Annuities are legally binding contracts entered into with an insurance company to earn an annual income after retirement.
At the start of the contract, you must deposit either a lump-sum payment or pay a succession of smaller payments that will accrue interest over time.
There are currently three types of annuities, each with its benefits that we will go into later:
- Fixed-rate annuities – Pay a guaranteed amount per your payment schedule.
- Variable-rate annuities – High-risk annuities that pay according to the success or failure of a mutual fund you choose at the beginning of the contract.
- Indexed annuities – A mixed-type annuity where a portion of your deposit is invested in an index. The rest is guaranteed as a payment.
Let’s take a deeper look at how annuities work and why you should consider one.
How Annuities Work
The whole point of an annuity is to create a secondary source of income after you retire by investing a sum of money into an insurance company.
Also, the company then uses your deposit as an investment that will accrue over time.
You will not be able to withdraw the final amount until after you turn 59 ½ years old.
Annuities are customizable depending on your needs:
- Enter into an annuity with a one-time lump-sum payment or you can make smaller payments over a set period.
- Choose when you want to begin receiving dividends from your annuity—either immediately after you turn 59 ½ or after a set date.
- Set the course of the contract. You can limit how long you want to receive payouts. If you opt for lifetime payments, each individual payment will be smaller
Speak with your insurance company about which options would best suit your needs and consider where your finances will be after retirement.
If handled correctly, annuities can keep you financially comfortable for the remainder of your life.
Why Buy an Annuity?
Compared to other retirement plans, an annuity comes with a few unique perks:
- Premium protection – Annuities are incredibly safe investments. No matter what happens, your initial lump-sum payment is always secured. Most importantly, if you want to cash out your annuity early, speak with your insurance company about how to do so. In addition, you may have to pay an early withdrawal fee but you’ll still walk away with your initial deposit.
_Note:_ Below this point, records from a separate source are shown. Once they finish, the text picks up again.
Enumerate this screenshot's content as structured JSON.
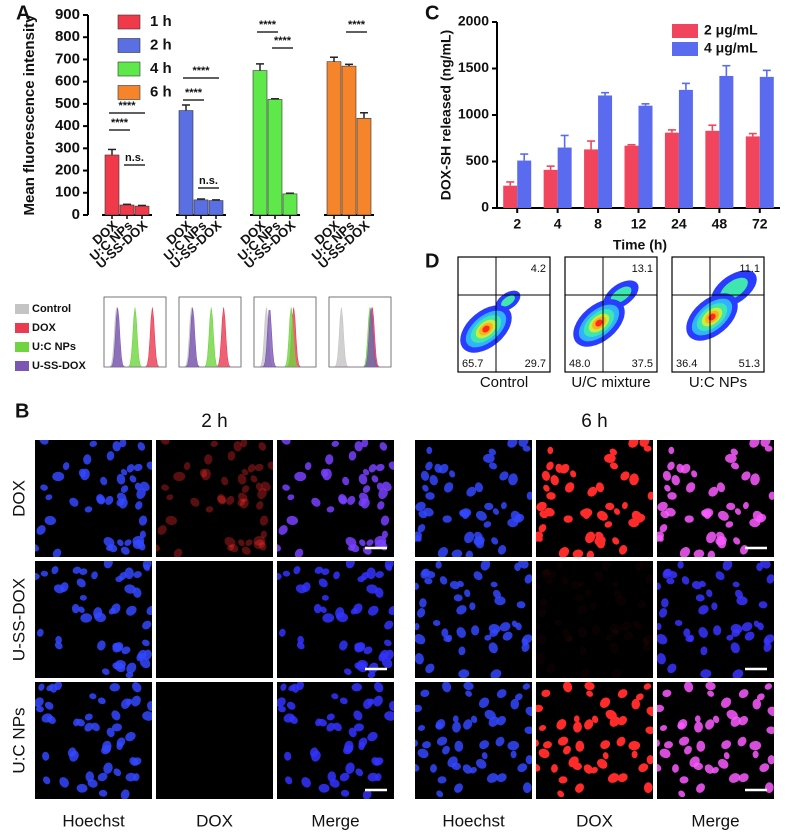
{
  "panel_labels": {
    "a": "A",
    "b": "B",
    "c": "C",
    "d": "D"
  },
  "chart_data": [
    {
      "type": "bar",
      "ylabel": "Mean fluorescence intensity",
      "categories": [
        "DOX",
        "U:C NPs",
        "U-SS-DOX"
      ],
      "series": [
        {
          "name": "1 h",
          "color": "#f03a4a",
          "values": [
            270,
            45,
            40
          ],
          "errors": [
            25,
            3,
            3
          ]
        },
        {
          "name": "2 h",
          "color": "#5a6fe2",
          "values": [
            470,
            68,
            65
          ],
          "errors": [
            25,
            4,
            3
          ]
        },
        {
          "name": "4 h",
          "color": "#5ee84a",
          "values": [
            650,
            520,
            95
          ],
          "errors": [
            30,
            3,
            3
          ]
        },
        {
          "name": "6 h",
          "color": "#f5842b",
          "values": [
            690,
            670,
            435
          ],
          "errors": [
            20,
            8,
            25
          ]
        }
      ],
      "ylim": [
        0,
        900
      ],
      "yticks": [
        0,
        100,
        200,
        300,
        400,
        500,
        600,
        700,
        800,
        900
      ],
      "legend_position": "upper left",
      "annotations": [
        "****",
        "****",
        "n.s.",
        "****",
        "****",
        "n.s.",
        "****",
        "****",
        "****"
      ]
    },
    {
      "type": "bar",
      "ylabel": "DOX-SH released (ng/mL)",
      "xlabel": "Time (h)",
      "categories": [
        "2",
        "4",
        "8",
        "12",
        "24",
        "48",
        "72"
      ],
      "series": [
        {
          "name": "2 μg/mL",
          "color": "#f0455c",
          "values": [
            240,
            410,
            630,
            670,
            810,
            830,
            770
          ],
          "errors": [
            40,
            40,
            90,
            10,
            30,
            60,
            30
          ]
        },
        {
          "name": "4 μg/mL",
          "color": "#5a6bef",
          "values": [
            510,
            650,
            1210,
            1100,
            1270,
            1420,
            1410
          ],
          "errors": [
            70,
            130,
            30,
            20,
            70,
            110,
            70
          ]
        }
      ],
      "ylim": [
        0,
        2000
      ],
      "yticks": [
        0,
        500,
        1000,
        1500,
        2000
      ],
      "legend_position": "upper right"
    },
    {
      "type": "flow",
      "panels": [
        {
          "name": "Control",
          "values": [
            4.2,
            65.7,
            29.7
          ],
          "value_labels": [
            "4.2",
            "65.7",
            "29.7"
          ]
        },
        {
          "name": "U/C mixture",
          "values": [
            13.1,
            48.0,
            37.5
          ],
          "value_labels": [
            "13.1",
            "48.0",
            "37.5"
          ]
        },
        {
          "name": "U:C NPs",
          "values": [
            11.1,
            36.4,
            51.3
          ],
          "value_labels": [
            "11.1",
            "36.4",
            "51.3"
          ]
        }
      ]
    }
  ],
  "flow_histograms": {
    "legend": [
      {
        "name": "Control",
        "color": "#c4c4c4"
      },
      {
        "name": "DOX",
        "color": "#ea3a52"
      },
      {
        "name": "U:C NPs",
        "color": "#6fd43f"
      },
      {
        "name": "U-SS-DOX",
        "color": "#7b57b3"
      }
    ]
  },
  "microscopy": {
    "timepoints": [
      "2 h",
      "6 h"
    ],
    "rows": [
      "DOX",
      "U-SS-DOX",
      "U:C NPs"
    ],
    "columns": [
      "Hoechst",
      "DOX",
      "Merge"
    ]
  }
}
- Life-long income – an annuity can provide an extra layer of finance support. Entering into a life-long fixed-rate annuity means you will have a guaranteed income for the remainder of your life.
- Beneficial tax treatments – Annuities are subject to standard federal income taxes. Furthermore, your deposit will not be taxed until you begin receiving payments after retirement. Meanwhile, your deposit will accrue annual growth until that time. However, you cannot use an annuity as a tax write-off. Therefore, we recommend waiting to buy an annuity until after you’ve contributed the yearly maximum amount to your pre-tax accounts.
An annuity is a legally binding contract between you and an insurance company. You deposit a large lump-sum payment and they pay you back agreed-upon amounts over a set period of years.
In conclusion, some annuities grow faster depending on where the money is invested but you choose what happens with it.
Then, once you turn 59 ½, you can begin earning income from the annuity and will be set for retirement.